Cultuureducatie (via primair onderwijs)
De middelen voor cultuureducatie en museumbezoek in het primair onderwijs (€ 30,5 miljoen) zijn voor 2026 overgeboekt naar artikel 1 (primair onderwijs) om van daaruit te kunnen worden verstrekt aan scholen.
Subsidies
Verbreden inzet cultuur
Het Ministerie van OCW stimuleert de toegankelijkheid van cultuur met diverse subsidies, met als doel de cultuurdeelname van zoveel mogelijk verschillende groepen te bevorderen, ook voor mensen voor wie dit niet vanzelfsprekend is. Daarnaast stimuleert het Ministerie van OCW de digitale transformatie van de culturele en creatieve sector en daarmee het innovatieve vermogen van deze sectoren.

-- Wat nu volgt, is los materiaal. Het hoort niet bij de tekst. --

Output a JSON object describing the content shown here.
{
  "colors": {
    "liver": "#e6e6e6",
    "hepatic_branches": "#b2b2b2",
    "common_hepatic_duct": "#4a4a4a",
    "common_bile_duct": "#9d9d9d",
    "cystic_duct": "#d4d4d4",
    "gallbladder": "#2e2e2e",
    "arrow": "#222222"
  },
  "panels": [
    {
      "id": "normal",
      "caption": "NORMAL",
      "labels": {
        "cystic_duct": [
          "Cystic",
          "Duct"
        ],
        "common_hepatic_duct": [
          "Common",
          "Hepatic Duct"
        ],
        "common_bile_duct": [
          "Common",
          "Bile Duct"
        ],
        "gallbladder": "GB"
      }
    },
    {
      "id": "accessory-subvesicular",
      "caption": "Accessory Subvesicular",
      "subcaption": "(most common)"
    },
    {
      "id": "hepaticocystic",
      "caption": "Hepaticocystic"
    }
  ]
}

Internationaal cultuurbeleid (inclusief Homogene Groep Internationale Samenwerking)
Het internationaal cultuurbeleid is een gezamenlijke verantwoordelijkheid van de bewindspersonen van de Ministeries van OCW en Buitenlandse Zaken. In de periode 2025-2028 gelden voor het internationaal cultuurbeleid drie doelen (zie Kamerstukken II 2023/24, 31482, nr.121):
– een sterke positie van de Nederlandse culturele sector in het buitenland door zichtbaarheid, uitwisseling en duurzame samenwerking;
– het met Nederlandse cultuuruitingen ondersteunen van de bilaterale relaties met andere landen;
– het benutten van de kracht van de culturele sector en creatieve industrie voor de Sustainable Development Goals (SDG’s).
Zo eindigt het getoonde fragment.